= Phil Medley =

American songwriter (1916–1997)

Philip Medley (April 9, 1916 – October 3, 1997) was an American songwriter, notable for his composition "Twist and Shout", which he wrote along with Bert Russell. The song was made famous when it was covered by both the Isley Brothers and the Beatles. Medley also managed a music group called the Everglades, composed of Jerry Hayward (Lead), Robert Leak (a.k.a.
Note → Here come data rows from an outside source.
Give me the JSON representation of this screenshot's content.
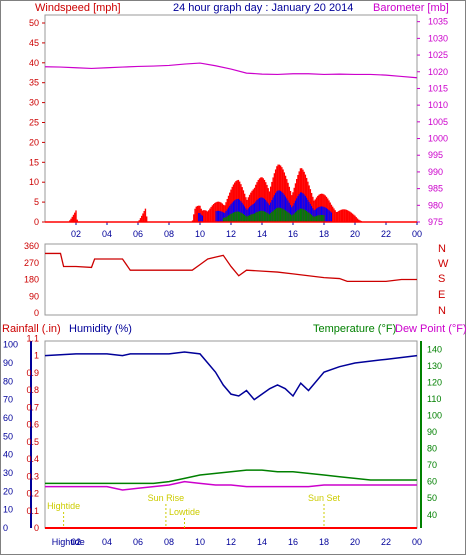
{
  "header": {
    "left_label": "Windspeed [mph]",
    "title": "24 hour graph day : January 20 2014",
    "right_label": "Barometer [mb]"
  },
  "compass": [
    "N",
    "W",
    "S",
    "E",
    "N"
  ],
  "lower_header": {
    "rainfall": "Rainfall (.in)",
    "humidity": "Humidity (%)",
    "temperature": "Temperature (°F)",
    "dewpoint": "Dew Point (°F)"
  },
  "colors": {
    "wind": "#ff0000",
    "gust_band": "#0000ff",
    "calm_band": "#008000",
    "barometer": "#cc00cc",
    "direction": "#cc0000",
    "humidity": "#000099",
    "temperature": "#008000",
    "dewpoint": "#cc00cc",
    "rain_axis": "#cc0000",
    "events": "#cccc00"
  },
  "chart_data": [
    {
      "type": "line",
      "panel": "wind_barometer",
      "x_ticks": [
        "02",
        "04",
        "06",
        "08",
        "10",
        "12",
        "14",
        "16",
        "18",
        "20",
        "22",
        "00"
      ],
      "y_left_ticks": [
        0,
        5,
        10,
        15,
        20,
        25,
        30,
        35,
        40,
        45,
        50
      ],
      "y_right_ticks": [
        975,
        980,
        985,
        990,
        995,
        1000,
        1005,
        1010,
        1015,
        1020,
        1025,
        1030,
        1035
      ],
      "ylim_left": [
        0,
        50
      ],
      "ylim_right": [
        975,
        1037
      ],
      "series": [
        {
          "name": "Windspeed [mph]",
          "axis": "left",
          "x": [
            0,
            1.5,
            2,
            2.1,
            2.2,
            3,
            4,
            5,
            6,
            6.5,
            6.6,
            6.7,
            7,
            8,
            9.5,
            9.7,
            10,
            10.5,
            11,
            11.5,
            12,
            12.5,
            13,
            13.5,
            14,
            14.5,
            15,
            15.5,
            16,
            16.5,
            17,
            17.5,
            18,
            18.5,
            19,
            19.5,
            20,
            20.5,
            24
          ],
          "y": [
            0,
            0,
            3,
            0,
            0,
            0,
            0,
            0,
            0,
            3.5,
            0,
            0,
            0,
            0,
            0,
            4,
            6,
            3,
            5,
            7,
            9,
            11,
            10,
            9,
            12,
            14,
            15,
            13,
            12,
            14,
            11,
            9,
            7,
            5,
            4,
            3,
            2,
            0,
            0
          ]
        },
        {
          "name": "Barometer [mb]",
          "axis": "right",
          "x": [
            0,
            1,
            2,
            3,
            4,
            5,
            6,
            7,
            8,
            9,
            10,
            11,
            12,
            13,
            14,
            15,
            16,
            17,
            18,
            19,
            20,
            21,
            22,
            23,
            24
          ],
          "y": [
            1021.5,
            1021.4,
            1021.2,
            1021.0,
            1021.2,
            1021.4,
            1021.6,
            1021.7,
            1021.9,
            1022.3,
            1022.6,
            1021.8,
            1020.8,
            1019.6,
            1019.3,
            1019.2,
            1019.4,
            1019.4,
            1019.2,
            1019.3,
            1019.2,
            1019.2,
            1019.0,
            1018.6,
            1018.2
          ]
        }
      ]
    },
    {
      "type": "line",
      "panel": "wind_direction",
      "y_ticks": [
        360,
        270,
        180,
        90,
        0
      ],
      "ylim": [
        0,
        360
      ],
      "series": [
        {
          "name": "Wind direction",
          "x": [
            0,
            1,
            1.2,
            2,
            3,
            3.2,
            4,
            5,
            5.5,
            6,
            7,
            8,
            9,
            9.5,
            10,
            10.5,
            11,
            11.5,
            12,
            12.5,
            13,
            14,
            15,
            16,
            17,
            18,
            19,
            19.5,
            20,
            21,
            22,
            23,
            24
          ],
          "y": [
            320,
            320,
            250,
            250,
            245,
            290,
            290,
            290,
            230,
            230,
            230,
            230,
            230,
            230,
            260,
            290,
            300,
            310,
            250,
            200,
            230,
            225,
            220,
            210,
            200,
            190,
            185,
            170,
            170,
            170,
            170,
            180,
            180
          ]
        }
      ]
    },
    {
      "type": "line",
      "panel": "humidity_temperature",
      "y_left_ticks": [
        0,
        10,
        20,
        30,
        40,
        50,
        60,
        70,
        80,
        90,
        100
      ],
      "y_rain_ticks": [
        0,
        0.1,
        0.2,
        0.3,
        0.4,
        0.5,
        0.6,
        0.7,
        0.8,
        0.9,
        1,
        1.1
      ],
      "y_right_ticks": [
        40,
        50,
        60,
        70,
        80,
        90,
        100,
        110,
        120,
        130,
        140
      ],
      "ylim_left": [
        0,
        102
      ],
      "ylim_right": [
        32,
        145
      ],
      "events": [
        "Hightide",
        "Sun Rise",
        "Lowtide",
        "Sun Set",
        "Hightide"
      ],
      "series": [
        {
          "name": "Humidity (%)",
          "axis": "left",
          "x": [
            0,
            2,
            4,
            5,
            5.5,
            6,
            8,
            9,
            10,
            10.5,
            11,
            11.5,
            12,
            12.5,
            13,
            13.5,
            14,
            14.5,
            15,
            15.5,
            16,
            16.5,
            17,
            18,
            19,
            20,
            21,
            22,
            23,
            24
          ],
          "y": [
            94,
            95,
            95,
            94,
            95,
            95,
            95,
            96,
            95,
            90,
            85,
            78,
            73,
            72,
            75,
            70,
            73,
            76,
            78,
            76,
            72,
            79,
            75,
            85,
            88,
            90,
            91,
            92,
            93,
            94
          ]
        },
        {
          "name": "Temperature (°F)",
          "axis": "right",
          "x": [
            0,
            2,
            4,
            5,
            6,
            7,
            8,
            9,
            10,
            11,
            12,
            13,
            14,
            15,
            16,
            17,
            18,
            19,
            20,
            21,
            22,
            23,
            24
          ],
          "y": [
            59,
            59,
            59,
            59,
            59,
            59,
            60,
            62,
            64,
            65,
            66,
            67,
            67,
            66,
            66,
            65,
            64,
            63,
            62,
            61,
            61,
            61,
            61
          ]
        },
        {
          "name": "Dew Point (°F)",
          "axis": "right",
          "x": [
            0,
            2,
            4,
            5,
            6,
            7,
            8,
            9,
            10,
            11,
            12,
            13,
            14,
            15,
            16,
            17,
            18,
            19,
            20,
            21,
            22,
            23,
            24
          ],
          "y": [
            57,
            57,
            57,
            55,
            56,
            57,
            58,
            60,
            59,
            58,
            58,
            57,
            57,
            57,
            57,
            57,
            58,
            58,
            58,
            58,
            58,
            58,
            58
          ]
        }
      ]
    }
  ]
}
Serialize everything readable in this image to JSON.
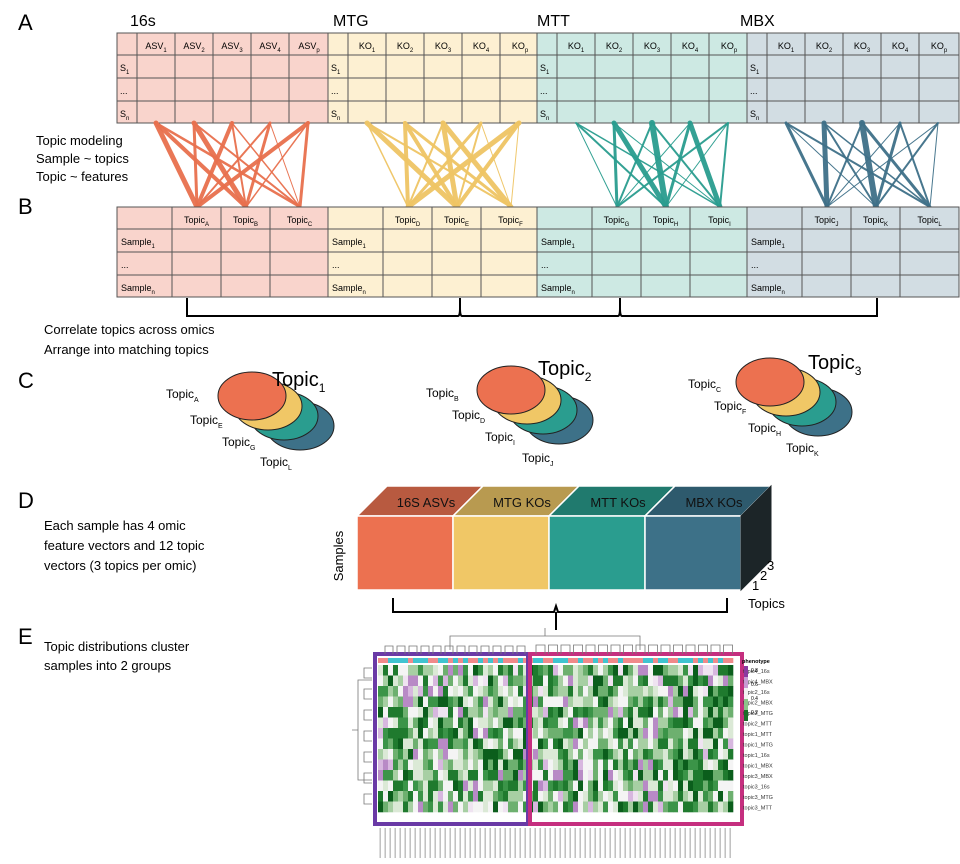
{
  "colors": {
    "s16_fill": "#f9d4cc",
    "s16_line": "#e8704e",
    "mtg_fill": "#fdf0d2",
    "mtg_line": "#efc565",
    "mtt_fill": "#cde9e3",
    "mtt_line": "#2a9d8f",
    "mbx_fill": "#d2dde3",
    "mbx_line": "#3f7088",
    "orange": "#ec7150",
    "yellow": "#f0c766",
    "teal": "#2a9d8f",
    "blue": "#3d7188",
    "purple": "#6a3aa6",
    "magenta": "#c52f7f"
  },
  "panels": {
    "A": "A",
    "B": "B",
    "C": "C",
    "D": "D",
    "E": "E"
  },
  "omics": [
    {
      "key": "s16",
      "title": "16s",
      "features": [
        [
          "ASV",
          "1"
        ],
        [
          "ASV",
          "2"
        ],
        [
          "ASV",
          "3"
        ],
        [
          "ASV",
          "4"
        ],
        [
          "ASV",
          "p"
        ]
      ],
      "samples": [
        [
          "S",
          "1"
        ],
        [
          "...",
          ""
        ],
        [
          "S",
          "n"
        ]
      ],
      "topics": [
        [
          "Topic",
          "A"
        ],
        [
          "Topic",
          "B"
        ],
        [
          "Topic",
          "C"
        ]
      ],
      "topic_samples": [
        [
          "Sample",
          "1"
        ],
        [
          "...",
          ""
        ],
        [
          "Sample",
          "n"
        ]
      ]
    },
    {
      "key": "mtg",
      "title": "MTG",
      "features": [
        [
          "KO",
          "1"
        ],
        [
          "KO",
          "2"
        ],
        [
          "KO",
          "3"
        ],
        [
          "KO",
          "4"
        ],
        [
          "KO",
          "p"
        ]
      ],
      "samples": [
        [
          "S",
          "1"
        ],
        [
          "...",
          ""
        ],
        [
          "S",
          "n"
        ]
      ],
      "topics": [
        [
          "Topic",
          "D"
        ],
        [
          "Topic",
          "E"
        ],
        [
          "Topic",
          "F"
        ]
      ],
      "topic_samples": [
        [
          "Sample",
          "1"
        ],
        [
          "...",
          ""
        ],
        [
          "Sample",
          "n"
        ]
      ]
    },
    {
      "key": "mtt",
      "title": "MTT",
      "features": [
        [
          "KO",
          "1"
        ],
        [
          "KO",
          "2"
        ],
        [
          "KO",
          "3"
        ],
        [
          "KO",
          "4"
        ],
        [
          "KO",
          "p"
        ]
      ],
      "samples": [
        [
          "S",
          "1"
        ],
        [
          "...",
          ""
        ],
        [
          "S",
          "n"
        ]
      ],
      "topics": [
        [
          "Topic",
          "G"
        ],
        [
          "Topic",
          "H"
        ],
        [
          "Topic",
          "I"
        ]
      ],
      "topic_samples": [
        [
          "Sample",
          "1"
        ],
        [
          "...",
          ""
        ],
        [
          "Sample",
          "n"
        ]
      ]
    },
    {
      "key": "mbx",
      "title": "MBX",
      "features": [
        [
          "KO",
          "1"
        ],
        [
          "KO",
          "2"
        ],
        [
          "KO",
          "3"
        ],
        [
          "KO",
          "4"
        ],
        [
          "KO",
          "p"
        ]
      ],
      "samples": [
        [
          "S",
          "1"
        ],
        [
          "...",
          ""
        ],
        [
          "S",
          "n"
        ]
      ],
      "topics": [
        [
          "Topic",
          "J"
        ],
        [
          "Topic",
          "K"
        ],
        [
          "Topic",
          "L"
        ]
      ],
      "topic_samples": [
        [
          "Sample",
          "1"
        ],
        [
          "...",
          ""
        ],
        [
          "Sample",
          "n"
        ]
      ]
    }
  ],
  "topic_modeling": [
    "Topic modeling",
    "Sample ~ topics",
    "Topic ~ features"
  ],
  "correlate": [
    "Correlate topics across omics",
    "Arrange into matching topics"
  ],
  "matched": [
    {
      "title": [
        "Topic",
        "1"
      ],
      "labels": [
        [
          "Topic",
          "A"
        ],
        [
          "Topic",
          "E"
        ],
        [
          "Topic",
          "G"
        ],
        [
          "Topic",
          "L"
        ]
      ]
    },
    {
      "title": [
        "Topic",
        "2"
      ],
      "labels": [
        [
          "Topic",
          "B"
        ],
        [
          "Topic",
          "D"
        ],
        [
          "Topic",
          "I"
        ],
        [
          "Topic",
          "J"
        ]
      ]
    },
    {
      "title": [
        "Topic",
        "3"
      ],
      "labels": [
        [
          "Topic",
          "C"
        ],
        [
          "Topic",
          "F"
        ],
        [
          "Topic",
          "H"
        ],
        [
          "Topic",
          "K"
        ]
      ]
    }
  ],
  "panel_d": {
    "text": [
      "Each sample has 4 omic",
      "feature vectors and 12 topic",
      "vectors (3 topics per omic)"
    ],
    "cubes": [
      "16S ASVs",
      "MTG KOs",
      "MTT KOs",
      "MBX KOs"
    ],
    "samples_label": "Samples",
    "topics_label": "Topics",
    "depth_ticks": [
      "1",
      "2",
      "3"
    ]
  },
  "panel_e": {
    "text": [
      "Topic distributions  cluster",
      "samples into 2 groups"
    ],
    "legend_title": "phenotype",
    "legend_ticks": [
      "0.8",
      "0.6",
      "0.4",
      "0.2"
    ],
    "row_labels": [
      "topic4_16s",
      "topic4_MBX",
      "topic2_16s",
      "topic2_MBX",
      "topic2_MTG",
      "topic2_MTT",
      "topic1_MTT",
      "topic1_MTG",
      "topic1_16s",
      "topic1_MBX",
      "topic3_MBX",
      "topic3_16s",
      "topic3_MTG",
      "topic3_MTT"
    ]
  }
}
Bobby "T-Boy" Taylor of "Magnetic Touch", father of Robert Taylor Jr.), James McCauthin, David Cox, and Herbie Hancock. Medley composed and produced a song for them entitled "Limbo Lucy" in 1962 on Capitol Records. Medley also wrote "A Million to One" and co-wrote, also with Russell, "If I Didn't Have a Dime" for Gene Pitney. He was also a co-writer of the song "Killer Joe", recorded by many bands including the Rocky Fellers, the Rivieras and the Kingsmen. In 1994, he played guitar for the Jeffersons at the Great Oak Farm Benefit.

Medley's niece is singer Sharon Brown, who had a top ten hit on the Billboard Hot Dance Club Play chart in 1982 with the song "I Specialize in Love".